Posted by dbrown at November 06, 2002 11:42 AM
i know it's the best system around, but it sure doesn't feel like much of a democracy when your side loses.
The best system's weaknesses will always be found -- it's the nature of competition. The Republicans are exploiting the system better than the Democrats. Their ideology exploits concrete, tangible things like guns, money (tax cuts), and oil, and they keep pounding this agenda shamelessly, as ends in and of themselves, without further thought about the implications or consequences of such an agenda.
The Democrats, on the other hand, stand for ... well, there's the problem isn't it? They stand for abstractions, ideals, social security, welfare, peace, the environment. A hard sell in an economic climate such as this. Bubba had it easier. Hard to be idealistic on an empty stomach.
We get what we deserve. Usually.
But also, I was thinking in relation to elia's comment, that we sort of did have the best system, but that that system isn't what it used to be. Which is to say, and this has been pointed out by others and at one point was going to be pointed out by proxy by an eminent dutch architect, the gerrymandering situation has gotten out of hand. Someone on TV last week said that voters no longer choose politicians, politicians choose voters. Democracy should mean 98 percent incumbent reelection rates. I'll go dig up some links to prove this to you all.
Also, this quote from Josh Marshall: "Well, that really could have gone better."
Maybe there is no best system.
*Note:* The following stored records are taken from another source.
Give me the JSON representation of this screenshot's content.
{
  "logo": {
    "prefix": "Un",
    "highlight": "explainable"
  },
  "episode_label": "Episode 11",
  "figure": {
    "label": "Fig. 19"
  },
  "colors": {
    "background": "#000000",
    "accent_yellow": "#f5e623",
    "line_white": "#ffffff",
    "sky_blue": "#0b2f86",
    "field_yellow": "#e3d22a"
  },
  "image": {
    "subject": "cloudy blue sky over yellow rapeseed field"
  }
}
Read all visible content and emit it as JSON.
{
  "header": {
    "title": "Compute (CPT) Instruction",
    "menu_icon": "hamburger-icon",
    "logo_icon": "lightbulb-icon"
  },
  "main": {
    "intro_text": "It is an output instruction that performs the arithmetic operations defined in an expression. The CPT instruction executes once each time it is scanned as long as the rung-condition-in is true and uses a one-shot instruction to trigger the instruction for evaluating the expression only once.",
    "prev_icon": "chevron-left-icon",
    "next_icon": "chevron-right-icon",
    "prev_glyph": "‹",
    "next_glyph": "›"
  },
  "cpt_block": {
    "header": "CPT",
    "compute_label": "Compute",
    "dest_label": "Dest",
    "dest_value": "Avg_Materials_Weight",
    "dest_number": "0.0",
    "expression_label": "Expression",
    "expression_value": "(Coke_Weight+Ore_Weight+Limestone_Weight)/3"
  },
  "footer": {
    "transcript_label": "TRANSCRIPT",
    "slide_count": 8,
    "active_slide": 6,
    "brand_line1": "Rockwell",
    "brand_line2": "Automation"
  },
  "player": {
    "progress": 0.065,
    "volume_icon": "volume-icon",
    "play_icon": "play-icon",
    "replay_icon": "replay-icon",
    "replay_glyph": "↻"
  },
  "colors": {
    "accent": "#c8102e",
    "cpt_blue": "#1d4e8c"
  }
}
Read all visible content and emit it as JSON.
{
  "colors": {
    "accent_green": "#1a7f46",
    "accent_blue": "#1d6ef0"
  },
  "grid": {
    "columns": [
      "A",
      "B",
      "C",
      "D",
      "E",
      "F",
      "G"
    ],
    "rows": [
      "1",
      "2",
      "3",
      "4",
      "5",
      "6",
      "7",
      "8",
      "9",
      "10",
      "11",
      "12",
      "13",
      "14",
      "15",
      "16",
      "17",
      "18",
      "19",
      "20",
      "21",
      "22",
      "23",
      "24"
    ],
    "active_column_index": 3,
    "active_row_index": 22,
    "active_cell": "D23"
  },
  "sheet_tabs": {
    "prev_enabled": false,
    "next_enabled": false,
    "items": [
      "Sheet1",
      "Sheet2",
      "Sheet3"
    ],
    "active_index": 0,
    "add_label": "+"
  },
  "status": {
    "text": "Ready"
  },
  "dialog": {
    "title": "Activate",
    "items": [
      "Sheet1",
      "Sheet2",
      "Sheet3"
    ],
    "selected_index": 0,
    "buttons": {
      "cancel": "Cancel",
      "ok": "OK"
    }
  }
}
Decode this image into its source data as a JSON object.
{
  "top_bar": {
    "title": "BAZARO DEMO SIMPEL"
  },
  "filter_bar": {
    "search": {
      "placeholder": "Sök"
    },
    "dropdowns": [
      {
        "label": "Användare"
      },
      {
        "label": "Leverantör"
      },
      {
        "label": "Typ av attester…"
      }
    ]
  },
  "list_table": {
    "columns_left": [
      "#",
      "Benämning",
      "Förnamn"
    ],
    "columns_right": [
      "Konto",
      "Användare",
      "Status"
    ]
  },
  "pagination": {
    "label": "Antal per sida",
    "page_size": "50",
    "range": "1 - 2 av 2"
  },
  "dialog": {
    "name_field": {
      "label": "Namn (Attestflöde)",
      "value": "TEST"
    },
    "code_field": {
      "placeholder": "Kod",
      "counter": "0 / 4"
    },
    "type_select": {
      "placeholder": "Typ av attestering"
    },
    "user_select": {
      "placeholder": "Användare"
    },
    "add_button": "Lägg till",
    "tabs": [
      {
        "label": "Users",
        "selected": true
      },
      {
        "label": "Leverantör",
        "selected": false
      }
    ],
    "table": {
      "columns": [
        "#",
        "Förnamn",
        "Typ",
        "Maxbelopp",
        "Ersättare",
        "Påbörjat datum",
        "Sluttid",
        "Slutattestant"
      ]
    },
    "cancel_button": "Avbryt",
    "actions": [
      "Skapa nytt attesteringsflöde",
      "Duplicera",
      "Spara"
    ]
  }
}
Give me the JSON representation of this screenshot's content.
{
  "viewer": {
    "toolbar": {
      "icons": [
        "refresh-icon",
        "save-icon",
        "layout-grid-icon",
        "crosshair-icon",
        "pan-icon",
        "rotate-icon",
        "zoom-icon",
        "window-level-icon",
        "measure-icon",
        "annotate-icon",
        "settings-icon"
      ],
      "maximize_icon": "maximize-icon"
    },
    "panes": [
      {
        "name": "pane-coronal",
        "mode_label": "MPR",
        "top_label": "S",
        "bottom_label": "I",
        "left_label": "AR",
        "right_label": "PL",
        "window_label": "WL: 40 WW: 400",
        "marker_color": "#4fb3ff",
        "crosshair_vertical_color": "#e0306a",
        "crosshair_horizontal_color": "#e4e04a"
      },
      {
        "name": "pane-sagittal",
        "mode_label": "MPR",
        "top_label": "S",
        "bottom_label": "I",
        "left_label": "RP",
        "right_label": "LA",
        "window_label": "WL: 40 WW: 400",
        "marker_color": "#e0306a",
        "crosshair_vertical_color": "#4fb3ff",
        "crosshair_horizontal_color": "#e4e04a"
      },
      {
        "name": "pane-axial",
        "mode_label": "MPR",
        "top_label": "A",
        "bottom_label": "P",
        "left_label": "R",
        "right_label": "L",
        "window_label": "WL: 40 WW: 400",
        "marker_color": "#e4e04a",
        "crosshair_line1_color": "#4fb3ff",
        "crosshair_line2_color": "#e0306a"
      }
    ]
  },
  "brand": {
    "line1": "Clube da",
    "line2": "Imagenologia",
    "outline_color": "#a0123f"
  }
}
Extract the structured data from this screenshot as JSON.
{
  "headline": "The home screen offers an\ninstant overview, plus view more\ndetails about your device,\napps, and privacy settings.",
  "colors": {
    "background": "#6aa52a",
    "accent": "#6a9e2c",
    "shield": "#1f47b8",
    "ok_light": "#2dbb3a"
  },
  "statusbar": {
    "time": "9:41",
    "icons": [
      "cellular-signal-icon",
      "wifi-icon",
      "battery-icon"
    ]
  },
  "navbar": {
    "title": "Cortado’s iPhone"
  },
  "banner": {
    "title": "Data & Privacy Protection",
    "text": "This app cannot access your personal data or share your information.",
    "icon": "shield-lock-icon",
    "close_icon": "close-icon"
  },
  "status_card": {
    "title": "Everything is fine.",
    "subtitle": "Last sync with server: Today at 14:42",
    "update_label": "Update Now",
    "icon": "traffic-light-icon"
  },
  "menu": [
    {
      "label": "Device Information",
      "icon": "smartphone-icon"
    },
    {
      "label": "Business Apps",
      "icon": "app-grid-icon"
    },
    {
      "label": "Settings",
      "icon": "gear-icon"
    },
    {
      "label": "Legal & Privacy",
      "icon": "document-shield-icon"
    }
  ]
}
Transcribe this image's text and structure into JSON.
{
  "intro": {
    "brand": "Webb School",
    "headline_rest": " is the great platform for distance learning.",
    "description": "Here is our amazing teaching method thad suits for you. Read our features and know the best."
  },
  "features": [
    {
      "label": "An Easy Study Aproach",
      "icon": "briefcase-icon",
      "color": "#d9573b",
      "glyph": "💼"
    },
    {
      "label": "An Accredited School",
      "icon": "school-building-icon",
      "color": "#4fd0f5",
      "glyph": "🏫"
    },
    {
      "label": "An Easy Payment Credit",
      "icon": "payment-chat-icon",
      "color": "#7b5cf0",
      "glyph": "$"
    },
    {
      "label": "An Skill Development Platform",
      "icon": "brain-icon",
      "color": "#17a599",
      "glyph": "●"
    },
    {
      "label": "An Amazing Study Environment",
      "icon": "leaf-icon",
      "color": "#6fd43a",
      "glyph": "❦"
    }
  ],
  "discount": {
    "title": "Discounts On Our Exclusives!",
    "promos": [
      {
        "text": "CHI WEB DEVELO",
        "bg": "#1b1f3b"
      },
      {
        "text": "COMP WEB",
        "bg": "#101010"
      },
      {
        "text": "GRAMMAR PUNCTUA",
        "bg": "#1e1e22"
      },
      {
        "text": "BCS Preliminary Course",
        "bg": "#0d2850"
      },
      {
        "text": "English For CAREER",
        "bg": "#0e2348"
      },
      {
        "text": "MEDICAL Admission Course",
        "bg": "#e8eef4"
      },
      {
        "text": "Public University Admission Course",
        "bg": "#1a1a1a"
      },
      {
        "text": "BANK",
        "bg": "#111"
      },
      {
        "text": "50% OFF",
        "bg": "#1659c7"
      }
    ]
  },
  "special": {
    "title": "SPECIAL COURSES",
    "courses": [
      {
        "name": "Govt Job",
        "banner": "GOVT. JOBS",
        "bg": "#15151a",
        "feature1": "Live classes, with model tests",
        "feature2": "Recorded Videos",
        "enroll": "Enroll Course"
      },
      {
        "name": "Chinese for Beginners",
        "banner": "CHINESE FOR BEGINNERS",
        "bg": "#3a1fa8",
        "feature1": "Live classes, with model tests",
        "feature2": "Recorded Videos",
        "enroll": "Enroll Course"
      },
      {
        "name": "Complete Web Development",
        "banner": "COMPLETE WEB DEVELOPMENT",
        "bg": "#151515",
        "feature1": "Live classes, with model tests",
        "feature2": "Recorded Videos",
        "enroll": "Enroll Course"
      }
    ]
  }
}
Is what we're saying here that the best system would not allow itself to be gerrymandered, jury-rigged, and jiggered to the extent it's being fucked with now?
I love your quote, about politicians choosing voters, because it's similar to an analogy I was going to make about democracy and free choice, which is that it's like believing slot machines are really random. The people who make and own and have access to the innards of the machine are making bank 100% of the time.
tangent: in casino towns (I'm thinking of the last time I was in nevada, long ago, so maybe it's different now, but maybe in AC too) the billboards actually advertise the slots payout rate: like "97.8% payout on dollar slots." Truth in advertising: Play long enough and you are absolutely guarfuckingteed to lose money. (Vs. well-counted blackjack, which gets you up to around 101.6% or so, or that craps bet that is dead-even always, how boring.)
cotangent: i believe the phrase is "our casino has the loosest slots in town -- guaranteed."
and along the "politicians choosing voters" angle, i think it was NPR talking about how the true secret to campaigning is to dissuade the other guy's people from coming out -- not getting more people to vote for you -- that leads to victory.